Florida Estate Planning and Probate Law Blog focused on recent case law and planning ideas.

2015 CHANGES TO FLORIDA'S HEALTH CARE SURROGATE STATUTES

 
A “Designation of Health Care Surrogate” (“Designation”) is typically prepared in connection with one’s basic estate planning documents. A Designation is a written document naming someone to make health care decisions for an individual (the “principal”) or receive health information on the principal’s behalf in the event he or she is unable to do so. The instrument is not effective until the principal lacks the ability to make the decisions on their own behalf (a determination of incapacity). Although Florida has recognized an individual’s right to designate a health care surrogate, effective October 1st, two key changes go into effect. 
 
First, a designated health care surrogate will now be able to act immediately, prior to any determination of incapacity of the principal. Under the new statute, the Designation can be drafted so that the health care surrogate has the power to act immediately upon execution of the document and avoid waiting for a determination of incapacity of the principal. However, if the principal has mental capacity, his or her decisions would be controlling and would not require any consent of the surrogate. In addition, the Designation can be revoked at any time. 
 
Second, parents will be able to name a health care surrogate for a minor child in the event the parents (or guardian) are unable to act.
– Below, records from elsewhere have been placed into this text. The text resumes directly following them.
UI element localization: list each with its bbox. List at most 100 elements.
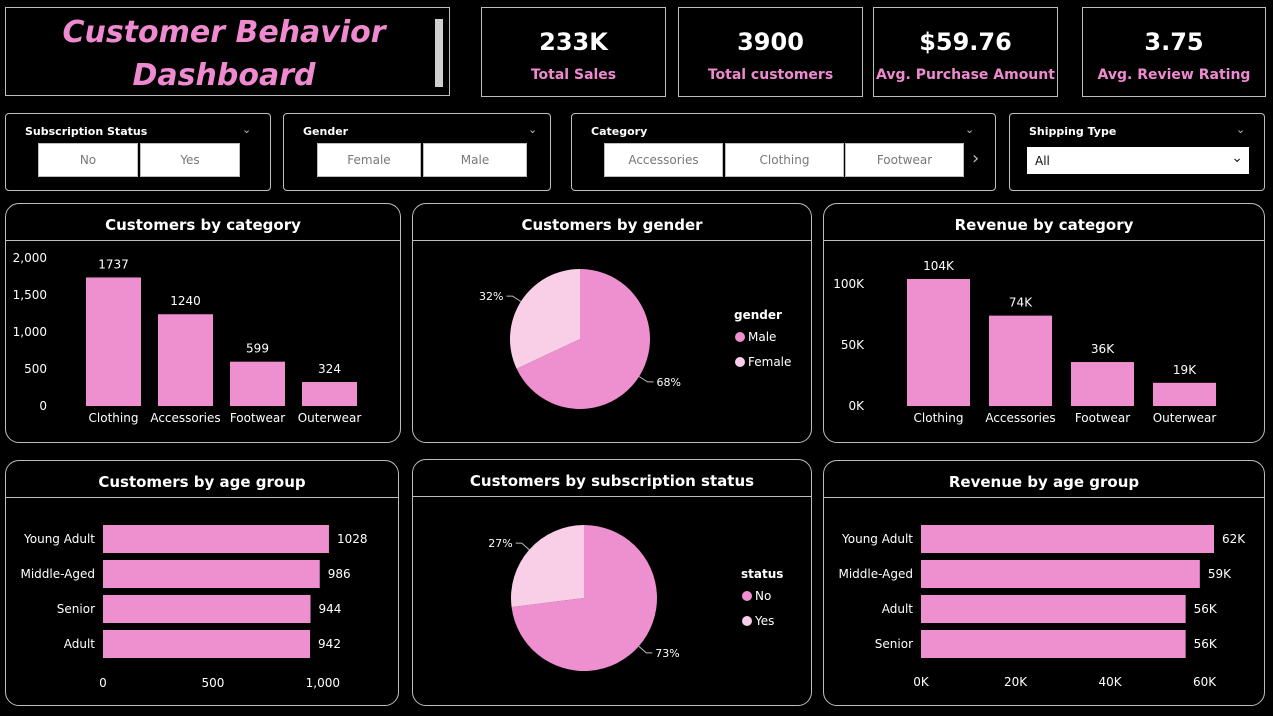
bar bbox=[1153, 382, 1216, 406]
x-tick-label: 60K bbox=[1193, 675, 1217, 689]
y-tick-label: Middle-Aged bbox=[20, 567, 95, 581]
leader-line bbox=[638, 376, 654, 383]
bar bbox=[907, 279, 970, 406]
chart-customers-by-gender: 68% 32% gender Male Female bbox=[479, 269, 791, 409]
y-tick-label: Adult bbox=[64, 637, 96, 651]
kpi-card-total-sales: 233K Total Sales bbox=[481, 7, 666, 97]
kpi-value: $59.76 bbox=[919, 28, 1012, 56]
chevron-down-icon[interactable]: ⌄ bbox=[528, 123, 537, 136]
data-label: 19K bbox=[1173, 363, 1197, 377]
dashboard-title-line-2: Dashboard bbox=[132, 58, 316, 93]
slicer-option-no[interactable]: No bbox=[38, 143, 138, 177]
pie-percent-label: 73% bbox=[655, 647, 679, 660]
data-label: 62K bbox=[1222, 532, 1246, 546]
x-tick-label: Footwear bbox=[1075, 411, 1130, 425]
bar bbox=[86, 277, 141, 406]
bar bbox=[1071, 362, 1134, 406]
x-tick-label: 0K bbox=[913, 675, 930, 689]
y-tick-label: 50K bbox=[841, 338, 865, 352]
legend-swatch bbox=[735, 357, 745, 367]
slicer-option-male[interactable]: Male bbox=[423, 143, 527, 177]
leader-line bbox=[506, 295, 522, 302]
data-label: 56K bbox=[1194, 637, 1218, 651]
bar bbox=[103, 560, 320, 588]
data-label: 1737 bbox=[98, 257, 129, 271]
chart-panel-revenue-by-category: Revenue by category 0K 50K 100K 104K Clothin… bbox=[823, 203, 1265, 443]
x-tick-label: 0 bbox=[99, 676, 107, 690]
x-tick-label: Footwear bbox=[230, 411, 285, 425]
data-label: 104K bbox=[923, 259, 955, 273]
title-scrollbar[interactable] bbox=[435, 19, 443, 87]
x-tick-label: 20K bbox=[1004, 675, 1028, 689]
x-tick-label: 500 bbox=[201, 676, 224, 690]
dropdown-selected-value: All bbox=[1035, 153, 1050, 168]
slicer-title: Subscription Status bbox=[25, 125, 148, 138]
shipping-type-dropdown[interactable]: All ⌄ bbox=[1027, 147, 1249, 174]
slicer-option-accessories[interactable]: Accessories bbox=[604, 143, 723, 177]
x-tick-label: Outerwear bbox=[1153, 411, 1217, 425]
bar bbox=[230, 361, 285, 406]
data-label: 59K bbox=[1208, 567, 1232, 581]
bar bbox=[158, 314, 213, 406]
leader-line bbox=[638, 645, 653, 654]
y-tick-label: 1,000 bbox=[13, 325, 47, 339]
data-label: 599 bbox=[246, 342, 269, 356]
chart-revenue-by-category: 0K 50K 100K 104K Clothing 74K Accessories 36K Fo… bbox=[833, 259, 1217, 425]
slicer-category: Category ⌄ Accessories Clothing Footwear… bbox=[571, 113, 996, 191]
chart-customers-by-age-group: Young Adult 1028 Middle-Aged 986 Senior 944 Ad… bbox=[20, 525, 368, 690]
legend-label: Female bbox=[748, 355, 791, 369]
slicer-option-clothing[interactable]: Clothing bbox=[725, 143, 844, 177]
bar bbox=[989, 315, 1052, 406]
legend-swatch bbox=[735, 332, 745, 342]
bar bbox=[103, 630, 311, 658]
kpi-label: Avg. Review Rating bbox=[1097, 67, 1251, 83]
slicer-title: Gender bbox=[303, 125, 349, 138]
y-tick-label: 0 bbox=[39, 399, 47, 413]
data-label: 986 bbox=[328, 567, 351, 581]
pie-percent-label: 68% bbox=[657, 376, 681, 389]
data-label: 56K bbox=[1194, 602, 1218, 616]
y-tick-label: Senior bbox=[57, 602, 95, 616]
legend-label: Yes bbox=[754, 614, 774, 628]
y-tick-label: Senior bbox=[875, 637, 913, 651]
leader-line bbox=[515, 542, 530, 551]
chart-customers-by-category: 0 500 1,000 1,500 2,000 1737 Clothing 1240 Acces… bbox=[13, 251, 362, 425]
legend-label: Male bbox=[748, 330, 776, 344]
bar bbox=[103, 595, 311, 623]
x-tick-label: Accessories bbox=[985, 411, 1055, 425]
chart-panel-customers-by-category: Customers by category 0 500 1,000 1,500 2,00… bbox=[5, 203, 401, 443]
kpi-label: Total Sales bbox=[530, 67, 617, 83]
slicer-shipping-type: Shipping Type ⌄ All ⌄ bbox=[1009, 113, 1265, 191]
chevron-down-icon[interactable]: ⌄ bbox=[965, 123, 974, 136]
chart-panel-customers-by-subscription-status: Customers by subscription status 73% 27% s… bbox=[412, 459, 812, 706]
chevron-right-icon[interactable]: › bbox=[972, 148, 979, 169]
y-tick-label: 100K bbox=[833, 277, 865, 291]
pie-percent-label: 32% bbox=[479, 290, 503, 303]
x-tick-label: Clothing bbox=[914, 411, 964, 425]
bar bbox=[921, 630, 1186, 658]
slicer-option-yes[interactable]: Yes bbox=[140, 143, 240, 177]
legend-label: No bbox=[755, 589, 771, 603]
chart-panel-customers-by-gender: Customers by gender 68% 32% gender Male Fema… bbox=[412, 203, 812, 443]
dashboard-title: Customer Behavior Dashboard bbox=[6, 11, 442, 97]
y-tick-label: 0K bbox=[848, 399, 865, 413]
dashboard-title-card: Customer Behavior Dashboard bbox=[5, 7, 450, 96]
dashboard-title-line-1: Customer Behavior bbox=[62, 15, 386, 50]
y-tick-label: 2,000 bbox=[13, 251, 47, 265]
bar bbox=[921, 525, 1214, 553]
x-tick-label: Outerwear bbox=[298, 411, 362, 425]
chart-revenue-by-age-group: Young Adult 62K Middle-Aged 59K Adult 56K Seni… bbox=[838, 525, 1246, 689]
chevron-down-icon[interactable]: ⌄ bbox=[242, 123, 251, 136]
x-tick-label: Accessories bbox=[150, 411, 220, 425]
data-label: 1028 bbox=[337, 532, 368, 546]
slicer-subscription-status: Subscription Status ⌄ No Yes bbox=[5, 113, 271, 191]
bar bbox=[302, 382, 357, 406]
slicer-option-footwear[interactable]: Footwear bbox=[845, 143, 964, 177]
kpi-card-avg-purchase-amount: $59.76 Avg. Purchase Amount bbox=[873, 7, 1058, 97]
chevron-down-icon[interactable]: ⌄ bbox=[1236, 123, 1245, 136]
data-label: 324 bbox=[318, 362, 341, 376]
kpi-card-total-customers: 3900 Total customers bbox=[678, 7, 863, 97]
y-tick-label: 500 bbox=[24, 362, 47, 376]
slicer-option-female[interactable]: Female bbox=[317, 143, 421, 177]
pie-slice bbox=[511, 525, 584, 608]
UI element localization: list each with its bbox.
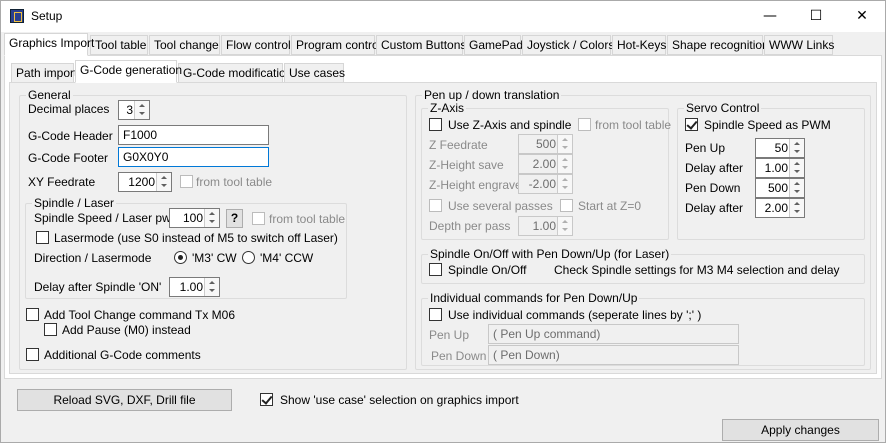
reload-file-button[interactable]: Reload SVG, DXF, Drill file	[17, 389, 232, 411]
spindle-onoff-checkbox[interactable]	[429, 263, 442, 276]
xy-feedrate-label: XY Feedrate	[28, 175, 96, 189]
tab-shape-recognition[interactable]: Shape recognition	[667, 35, 769, 55]
individual-pen-down-input[interactable]: ( Pen Down)	[488, 345, 739, 365]
servo-delay2-spinner[interactable]: 2.00	[755, 198, 805, 218]
spindle-help-button[interactable]: ?	[226, 209, 243, 228]
tab-tool-table[interactable]: Tool table	[90, 35, 148, 55]
lasermode-checkbox[interactable]	[36, 231, 49, 244]
setup-window: Setup — ☐ ✕ Graphics Import Tool table T…	[0, 0, 886, 443]
individual-pen-up-label: Pen Up	[429, 328, 470, 342]
minimize-button[interactable]: —	[747, 1, 793, 32]
gcode-header-input[interactable]: F1000	[118, 125, 269, 145]
individual-pen-up-input[interactable]: ( Pen Up command)	[488, 324, 739, 344]
cw-radio[interactable]	[174, 251, 187, 264]
spindle-as-pwm-label: Spindle Speed as PWM	[704, 118, 831, 132]
ccw-radio[interactable]	[242, 251, 255, 264]
z-height-engrave-label: Z-Height engrave	[429, 178, 522, 192]
tool-change-checkbox[interactable]	[26, 308, 39, 321]
spindle-onoff-legend: Spindle On/Off with Pen Down/Up (for Las…	[428, 247, 672, 261]
gcode-footer-input[interactable]: G0X0Y0	[118, 147, 269, 167]
tab-custom-buttons[interactable]: Custom Buttons	[376, 35, 466, 55]
spindle-from-tool-table-checkbox[interactable]	[252, 212, 265, 225]
spindle-delay-spinner[interactable]: 1.00	[169, 277, 220, 297]
start-at-z0-label: Start at Z=0	[578, 199, 642, 213]
spindle-speed-spinner[interactable]: 100	[169, 208, 220, 228]
individual-pen-down-label: Pen Down	[431, 349, 487, 363]
spindle-speed-label: Spindle Speed / Laser pwr.	[34, 211, 178, 225]
tab-tool-change[interactable]: Tool change	[149, 35, 220, 55]
xy-from-tool-table-checkbox[interactable]	[180, 175, 193, 188]
use-z-axis-checkbox[interactable]	[429, 118, 442, 131]
lasermode-label: Lasermode (use S0 instead of M5 to switc…	[54, 231, 338, 245]
tab-gcode-modification[interactable]: G-Code modification	[178, 63, 292, 83]
tab-joystick-colors[interactable]: Joystick / Colors	[522, 35, 614, 55]
tool-change-label: Add Tool Change command Tx M06	[44, 308, 235, 322]
start-at-z0-checkbox[interactable]	[560, 199, 573, 212]
ccw-radio-label: 'M4' CCW	[260, 251, 314, 265]
spindle-delay-label: Delay after Spindle 'ON'	[34, 280, 162, 294]
servo-delay1-label: Delay after	[685, 161, 744, 175]
z-feedrate-label: Z Feedrate	[429, 138, 488, 152]
servo-delay1-spinner[interactable]: 1.00	[755, 158, 805, 178]
individual-commands-legend: Individual commands for Pen Down/Up	[428, 291, 640, 305]
tab-hot-keys[interactable]: Hot-Keys	[612, 35, 666, 55]
show-use-case-checkbox[interactable]	[260, 393, 273, 406]
tab-gamepad[interactable]: GamePad	[464, 35, 523, 55]
z-from-tool-table-checkbox[interactable]	[578, 118, 591, 131]
gcode-header-label: G-Code Header	[28, 129, 113, 143]
title-bar: Setup — ☐ ✕	[1, 1, 885, 32]
spindle-as-pwm-checkbox[interactable]	[685, 118, 698, 131]
spindle-from-tool-table-label: from tool table	[269, 212, 346, 226]
tab-graphics-import[interactable]: Graphics Import	[4, 33, 94, 56]
servo-delay2-label: Delay after	[685, 201, 744, 215]
apply-changes-button[interactable]: Apply changes	[722, 419, 879, 441]
xy-from-tool-table-label: from tool table	[196, 175, 273, 189]
several-passes-label: Use several passes	[448, 199, 553, 213]
tab-gcode-generation[interactable]: G-Code generation	[75, 60, 182, 83]
spindle-onoff-label: Spindle On/Off	[448, 263, 527, 277]
gcode-footer-label: G-Code Footer	[28, 151, 109, 165]
tab-program-control[interactable]: Program control	[291, 35, 381, 55]
z-height-save-spinner[interactable]: 2.00	[518, 154, 573, 174]
add-pause-label: Add Pause (M0) instead	[62, 323, 191, 337]
pen-translation-legend: Pen up / down translation	[422, 88, 562, 102]
depth-per-pass-label: Depth per pass	[429, 219, 511, 233]
gcode-comments-checkbox[interactable]	[26, 348, 39, 361]
app-icon	[10, 9, 24, 23]
tab-www-links[interactable]: WWW Links	[764, 35, 834, 55]
z-feedrate-spinner[interactable]: 500	[518, 134, 573, 154]
z-from-tool-table-label: from tool table	[595, 118, 672, 132]
general-legend: General	[26, 88, 73, 102]
tab-use-cases[interactable]: Use cases	[284, 63, 345, 83]
use-z-axis-label: Use Z-Axis and spindle	[448, 118, 572, 132]
spindle-laser-legend: Spindle / Laser	[32, 196, 117, 210]
servo-pen-up-spinner[interactable]: 50	[755, 138, 805, 158]
depth-per-pass-spinner[interactable]: 1.00	[518, 216, 573, 236]
show-use-case-label: Show 'use case' selection on graphics im…	[280, 393, 519, 407]
servo-pen-down-label: Pen Down	[685, 181, 741, 195]
spindle-settings-note: Check Spindle settings for M3 M4 selecti…	[554, 263, 840, 277]
tab-flow-control[interactable]: Flow control	[221, 35, 291, 55]
decimal-places-label: Decimal places	[28, 102, 110, 116]
cw-radio-label: 'M3' CW	[192, 251, 237, 265]
servo-pen-up-label: Pen Up	[685, 141, 726, 155]
z-height-save-label: Z-Height save	[429, 158, 504, 172]
tab-path-import[interactable]: Path import	[11, 63, 77, 83]
maximize-button[interactable]: ☐	[793, 1, 839, 32]
gcode-comments-label: Additional G-Code comments	[44, 348, 201, 362]
xy-feedrate-spinner[interactable]: 1200	[118, 172, 172, 192]
z-height-engrave-spinner[interactable]: -2.00	[518, 174, 573, 194]
individual-commands-checkbox[interactable]	[429, 308, 442, 321]
z-axis-legend: Z-Axis	[428, 101, 466, 115]
several-passes-checkbox[interactable]	[429, 199, 442, 212]
individual-commands-label: Use individual commands (seperate lines …	[448, 308, 702, 322]
servo-control-legend: Servo Control	[684, 101, 762, 115]
add-pause-checkbox[interactable]	[44, 323, 57, 336]
window-title: Setup	[31, 9, 63, 23]
decimal-places-spinner[interactable]: 3	[118, 100, 150, 120]
direction-label: Direction / Lasermode	[34, 251, 152, 265]
close-button[interactable]: ✕	[839, 1, 885, 32]
servo-pen-down-spinner[interactable]: 500	[755, 178, 805, 198]
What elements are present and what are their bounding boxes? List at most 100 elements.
In such case, whoever is taking care of the minor child can be authorized to make such decisions without the delay of locating a parent who is unavailable. This designation is made by an executed document and can be amended or revoked at any time.
 
It is important to understand that a Designation of Health Care Surrogate is distinct from a “Living Will” which is a separate document that reflects one’s desire to have life prolonging procedures (machines) removed where the principal is terminally ill or in a persistent vegetative state with no reasonable probability of recovery. The individual chosen to be the health care surrogate would normally also be named in the Living Will document to ensure that the wishes of the principal are carried out.